I have these matrices given:
$$A= \begin{bmatrix} 3&1&1&1\\1&2&0&{-1}\\0&1&2&{-1}\\0&0&1&1\end{bmatrix}$$
$$T= \begin{bmatrix} 1&0&0\\0&1&0\\0&0&{-1}\\0&0&1\end{bmatrix}$$
$$C= \begin{bmatrix} 1&2&3\\0&1&2\\0&0&1\end{bmatrix}$$
And I have to find matrix $B$ for which the following equation is true: $${ABC=4AT+2BC}$$
so far I managed to get this: $${B=4AT(A-2I)^{-1}C^{-1} }$$
But I got a problem with $AT$, because it cannot be multiplicated. Help would be really appreciated.

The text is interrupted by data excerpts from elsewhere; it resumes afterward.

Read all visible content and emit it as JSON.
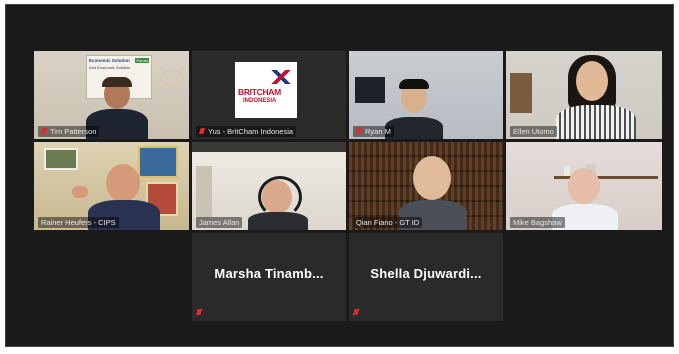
{
  "participants": [
    {
      "name": "Tim Patterson"
    },
    {
      "name": "Yus - BritCham Indonesia",
      "logo_line1": "BRITCHAM",
      "logo_line2": "INDONESIA"
    },
    {
      "name": "Ryan M"
    },
    {
      "name": "Ellen Utomo"
    },
    {
      "name": "Rainer Heufers - CIPS"
    },
    {
      "name": "James Allan"
    },
    {
      "name": "Qian Fiano - GT ID"
    },
    {
      "name": "Mike Bagshaw"
    },
    {
      "name": "Marsha  Tinamb..."
    },
    {
      "name": "Shella  Djuwardi..."
    }
  ],
  "poster": {
    "line1": "Economic Solution",
    "tag": "Forum",
    "line2": "And Economic Solution"
  },
  "colors": {
    "active_speaker": "#8fce3c",
    "muted_mic": "#e02b2b"
  }
}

Do the matrix mathematics: $$ABC=4AT+2BC$$ Pass $2BC$ to the left-hand side, preserving order (because it matters): $$ABC-2BC=4AT$$ Factor out the $BC$ because matrix multiplication does not commute: $AB \neq BA$ $$(A-2I)BC=4AT$$ Right-multiply $C^{-1}$ to remove $C$ from the left-hand side: $$(A-2I)B=4ATC^{-1}$$ Left-multiply $(A-2I)^{-1}$ to remove $(A-2I)$ from the left-hand side: $$B=(A-2I)^{-1}4ATC^{-1}$$